Kegiatan ini di pimpin oleh Kepala Bidang Pelayanan Kekayaan Intelektual, Mananga P. Biantong, yang di damping Analis KI Ahli Madya Rianingsih Kasim, Analis KI Ahli Muda Jayantri Ribunu, beserta jajaran tim KI.
Kegiatan dibuka oleh Kepala Bagian Program dan Pelaporan Direktorat Jenderal Kekayaan Intelektual (DJKI), Nuralia, yang menyampaikan empat sasaran program Kekayaan Intelektual tahun 2026 serta tiga klaster utama pelaksanaan Renaksi PK program KI di Kantor Wilayah.
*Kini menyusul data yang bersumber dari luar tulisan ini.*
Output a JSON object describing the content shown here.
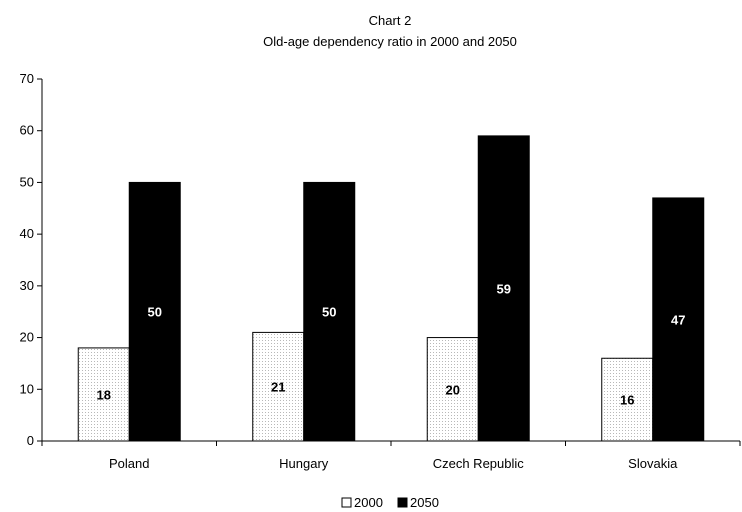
{
  "chart_data": {
    "type": "bar",
    "title": "Chart 2",
    "subtitle": "Old-age dependency ratio in 2000 and 2050",
    "categories": [
      "Poland",
      "Hungary",
      "Czech Republic",
      "Slovakia"
    ],
    "series": [
      {
        "name": "2000",
        "values": [
          18,
          21,
          20,
          16
        ],
        "color": "#ffffff"
      },
      {
        "name": "2050",
        "values": [
          50,
          50,
          59,
          47
        ],
        "color": "#000000"
      }
    ],
    "ylim": [
      0,
      70
    ],
    "yticks": [
      0,
      10,
      20,
      30,
      40,
      50,
      60,
      70
    ],
    "xlabel": "",
    "ylabel": "",
    "grid": false,
    "legend_position": "bottom"
  }
}
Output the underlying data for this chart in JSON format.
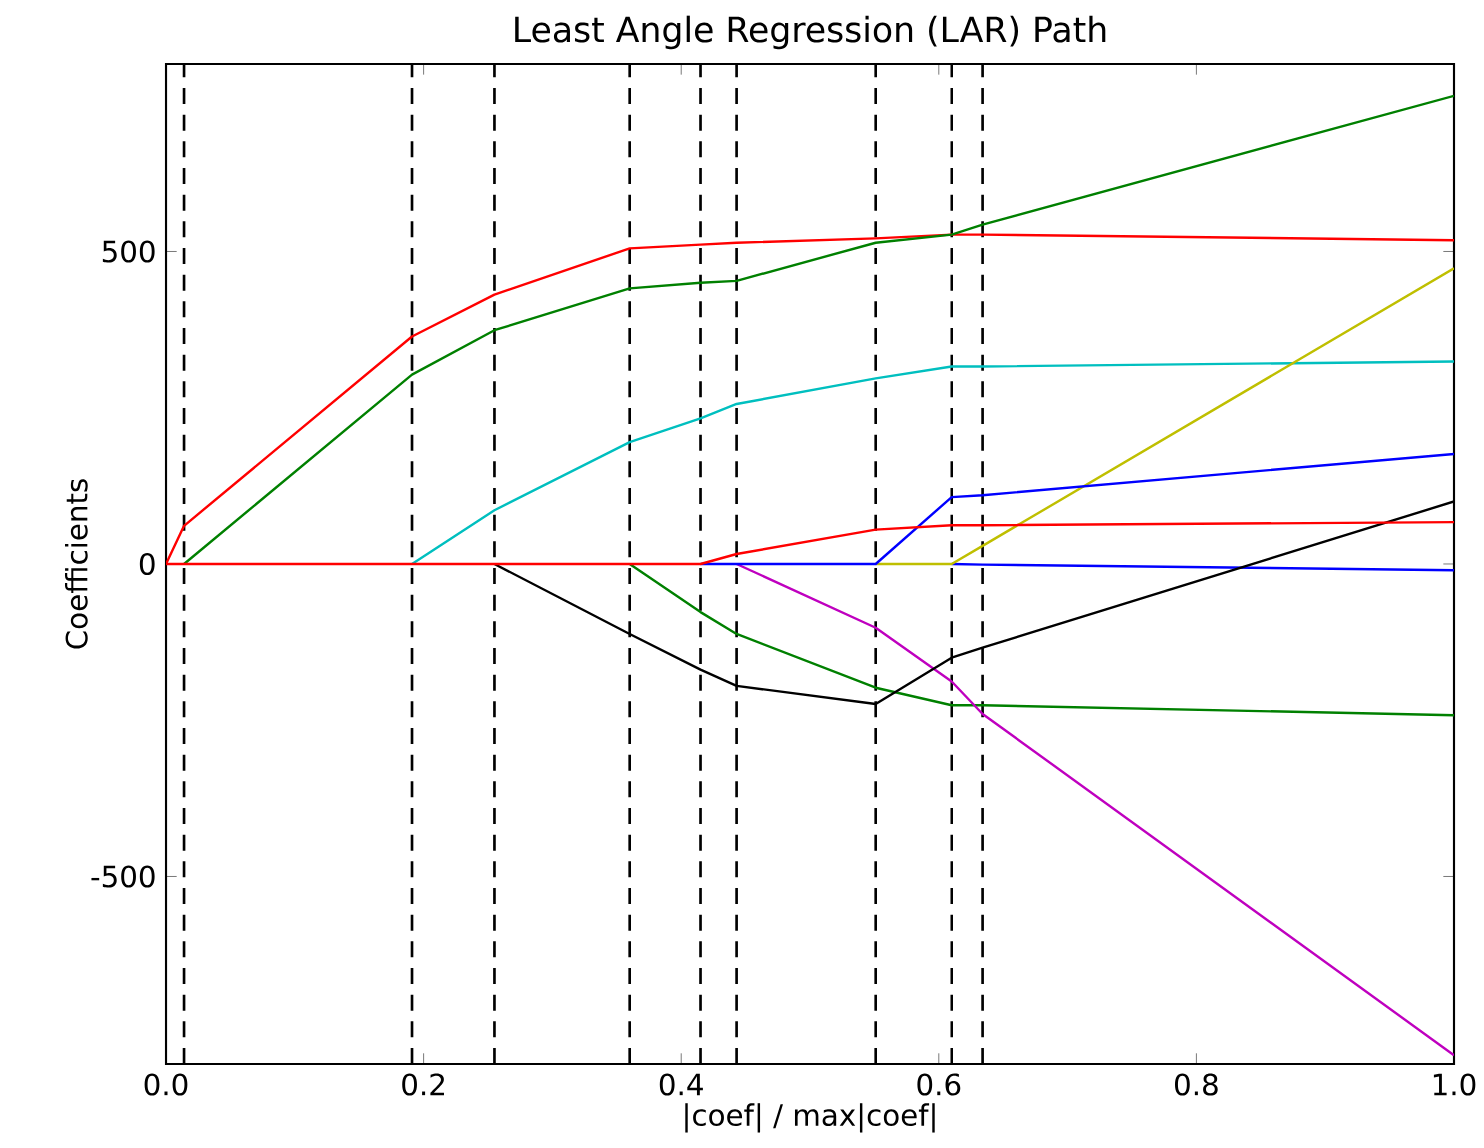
{
  "chart_data": {
    "type": "line",
    "title": "Least Angle Regression (LAR) Path",
    "xlabel": "|coef| / max|coef|",
    "ylabel": "Coefficients",
    "x": [
      0,
      0.014,
      0.191,
      0.255,
      0.36,
      0.415,
      0.443,
      0.551,
      0.61,
      0.634,
      1.0
    ],
    "series": [
      {
        "color": "#0000ff",
        "values": [
          null,
          null,
          null,
          null,
          null,
          null,
          null,
          null,
          0,
          -1,
          -10
        ]
      },
      {
        "color": "#008000",
        "values": [
          null,
          null,
          null,
          null,
          0,
          -77,
          -112,
          -198,
          -226,
          -226,
          -242
        ]
      },
      {
        "color": "#ff0000",
        "values": [
          0,
          61,
          364,
          431,
          505,
          511,
          514,
          521,
          527,
          527,
          518
        ]
      },
      {
        "color": "#00bfbf",
        "values": [
          null,
          null,
          0,
          86,
          195,
          233,
          256,
          297,
          316,
          316,
          324
        ]
      },
      {
        "color": "#bf00bf",
        "values": [
          null,
          null,
          null,
          null,
          null,
          null,
          0,
          -102,
          -188,
          -240,
          -786
        ]
      },
      {
        "color": "#bfbf00",
        "values": [
          null,
          null,
          null,
          null,
          null,
          null,
          null,
          0,
          0,
          29,
          473
        ]
      },
      {
        "color": "#000000",
        "values": [
          null,
          null,
          null,
          0,
          -112,
          -169,
          -195,
          -224,
          -150,
          -134,
          100
        ]
      },
      {
        "color": "#0000ff",
        "values": [
          null,
          null,
          null,
          null,
          null,
          0,
          0,
          0,
          107,
          110,
          176
        ]
      },
      {
        "color": "#008000",
        "values": [
          null,
          0,
          303,
          374,
          441,
          450,
          453,
          514,
          527,
          543,
          749
        ]
      },
      {
        "color": "#ff0000",
        "values": [
          0,
          0,
          0,
          0,
          0,
          0,
          16,
          55,
          62,
          62,
          67
        ]
      }
    ],
    "xlim": [
      0,
      1
    ],
    "ylim": [
      -800,
      800
    ],
    "xticks": [
      {
        "value": 0,
        "label": "0.0"
      },
      0.2,
      0.4,
      0.6,
      0.8,
      {
        "value": 1,
        "label": "1.0"
      }
    ],
    "yticks": [
      -500,
      0,
      500
    ],
    "ref_lines": [
      {
        "axis": "x",
        "value": 0.014,
        "color": "#000000",
        "line_style": "dashed"
      },
      {
        "axis": "x",
        "value": 0.191,
        "color": "#000000",
        "line_style": "dashed"
      },
      {
        "axis": "x",
        "value": 0.255,
        "color": "#000000",
        "line_style": "dashed"
      },
      {
        "axis": "x",
        "value": 0.36,
        "color": "#000000",
        "line_style": "dashed"
      },
      {
        "axis": "x",
        "value": 0.415,
        "color": "#000000",
        "line_style": "dashed"
      },
      {
        "axis": "x",
        "value": 0.443,
        "color": "#000000",
        "line_style": "dashed"
      },
      {
        "axis": "x",
        "value": 0.551,
        "color": "#000000",
        "line_style": "dashed"
      },
      {
        "axis": "x",
        "value": 0.61,
        "color": "#000000",
        "line_style": "dashed"
      },
      {
        "axis": "x",
        "value": 0.634,
        "color": "#000000",
        "line_style": "dashed"
      }
    ]
  }
}
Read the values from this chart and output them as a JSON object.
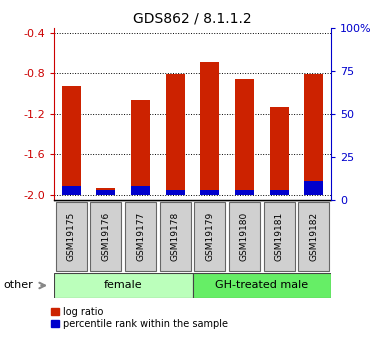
{
  "title": "GDS862 / 8.1.1.2",
  "samples": [
    "GSM19175",
    "GSM19176",
    "GSM19177",
    "GSM19178",
    "GSM19179",
    "GSM19180",
    "GSM19181",
    "GSM19182"
  ],
  "log_ratio": [
    -0.93,
    -1.93,
    -1.06,
    -0.81,
    -0.69,
    -0.86,
    -1.13,
    -0.81
  ],
  "percentile_rank": [
    5,
    3,
    5,
    3,
    3,
    3,
    3,
    8
  ],
  "groups": [
    {
      "label": "female",
      "color": "#bbffbb",
      "indices": [
        0,
        1,
        2,
        3
      ]
    },
    {
      "label": "GH-treated male",
      "color": "#66ee66",
      "indices": [
        4,
        5,
        6,
        7
      ]
    }
  ],
  "ylim": [
    -2.05,
    -0.35
  ],
  "yticks_left": [
    -2.0,
    -1.6,
    -1.2,
    -0.8,
    -0.4
  ],
  "yticks_right": [
    0,
    25,
    50,
    75,
    100
  ],
  "bar_color_red": "#cc2200",
  "bar_color_blue": "#0000cc",
  "bar_width": 0.55,
  "other_label": "other",
  "legend_red": "log ratio",
  "legend_blue": "percentile rank within the sample",
  "left_tick_color": "#cc0000",
  "right_tick_color": "#0000cc",
  "dotted_grid_color": "#000000",
  "baseline": -2.0
}
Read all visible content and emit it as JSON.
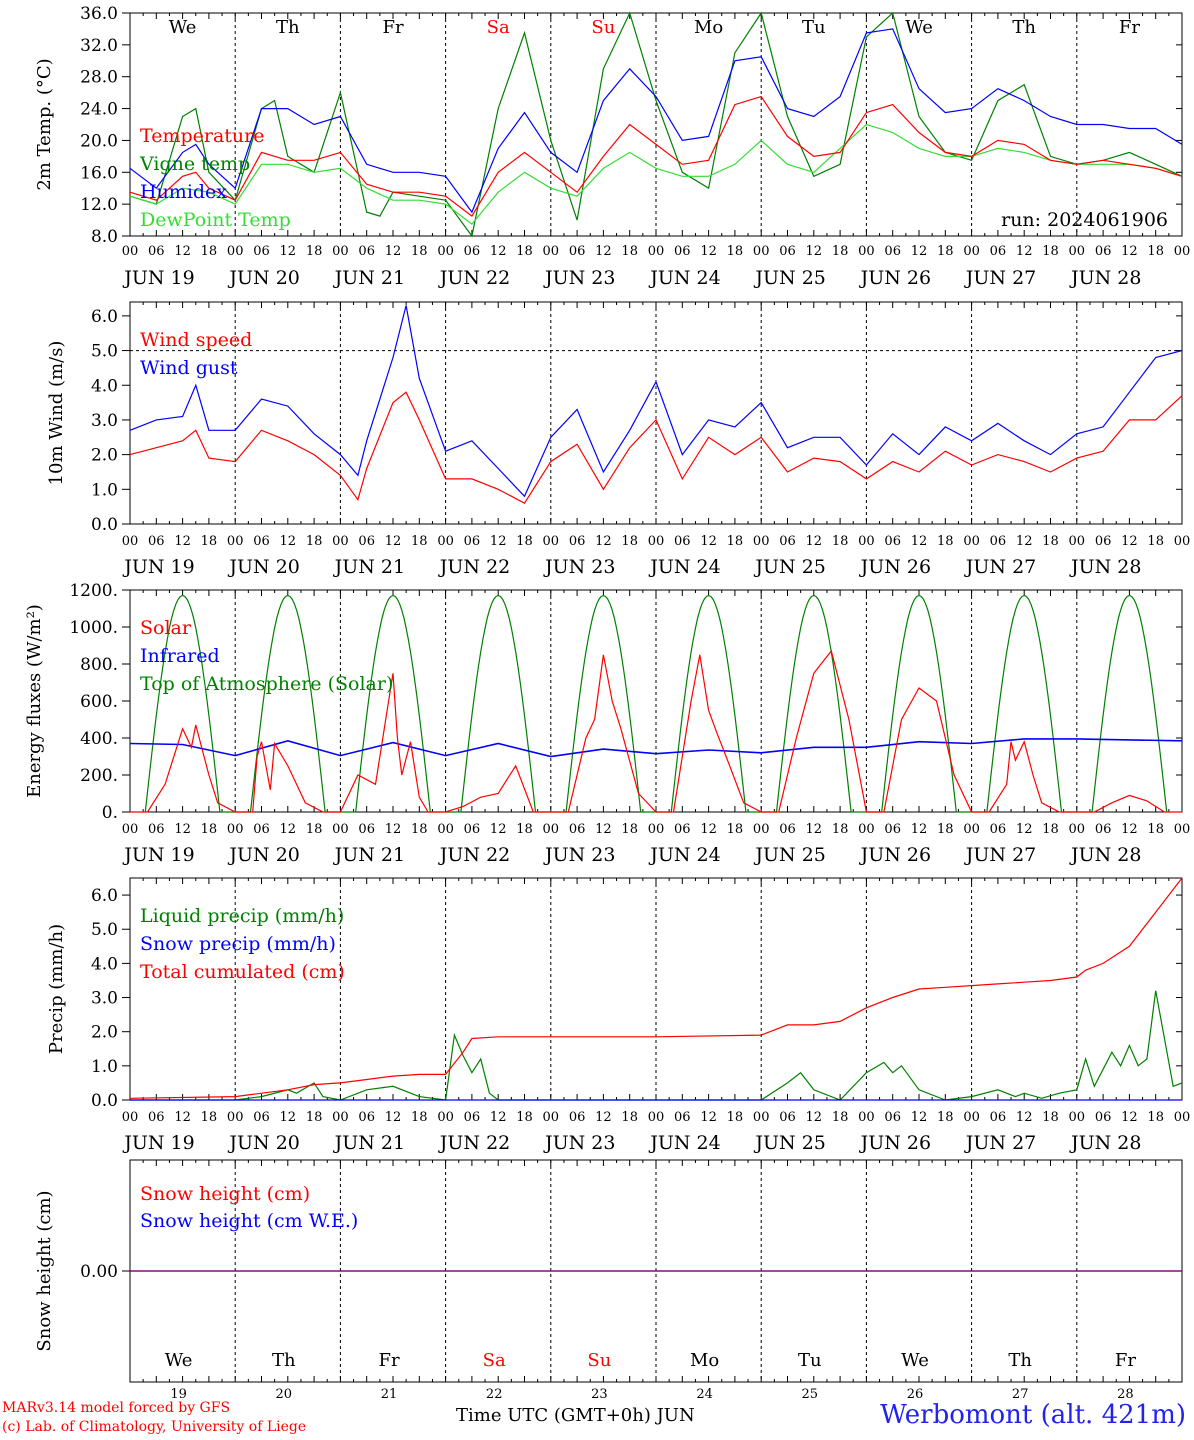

Dalam kegiatan tersebut juga disampaikan sosialisasi petunjuk pelaksanaan dan petunjuk teknis terkait Indikator Kinerja Program (IKP), khususnya tingkat kepatuhan layanan perlindungan dan pemanfaatan KI melalui kegiatan edukasi. Kantor Wilayah didorong untuk mengoptimalkan layanan konsultasi dan permohonan Kekayaan Intelektual melalui Klinik KI, baik melalui booth maupun desk layanan, dengan pelaporan kegiatan yang dilakukan secara berkala setiap triwulan.
Selain itu, disampaikan pula sosialisasi terkait identifikasi potensi Kekayaan Intelektual di bidang merek, di mana Kantor Wilayah diharapkan dapat mendorong peningkatan permohonan pendaftaran merek minimal 20 persen dibandingkan tahun sebelumnya. Kegiatan ini juga membahas mekanisme penyelesaian aduan, mediasi sengketa KI, serta langkah-langkah pencegahan pelanggaran KI melalui pemetaan potensi layanan komersial dan pelaksanaan kegiatan sosialisasi kepada pelaku usaha dan masyarakat.
Kegiatan diakhiri dengan sesi diskusi serta penegasan agar seluruh Kantor Wilayah segera menindaklanjuti arah kebijakan dan rencana aksi yang telah disampaikan, mengingat pelaksanaan program tahun 2026 telah memasuki triwulan pertama.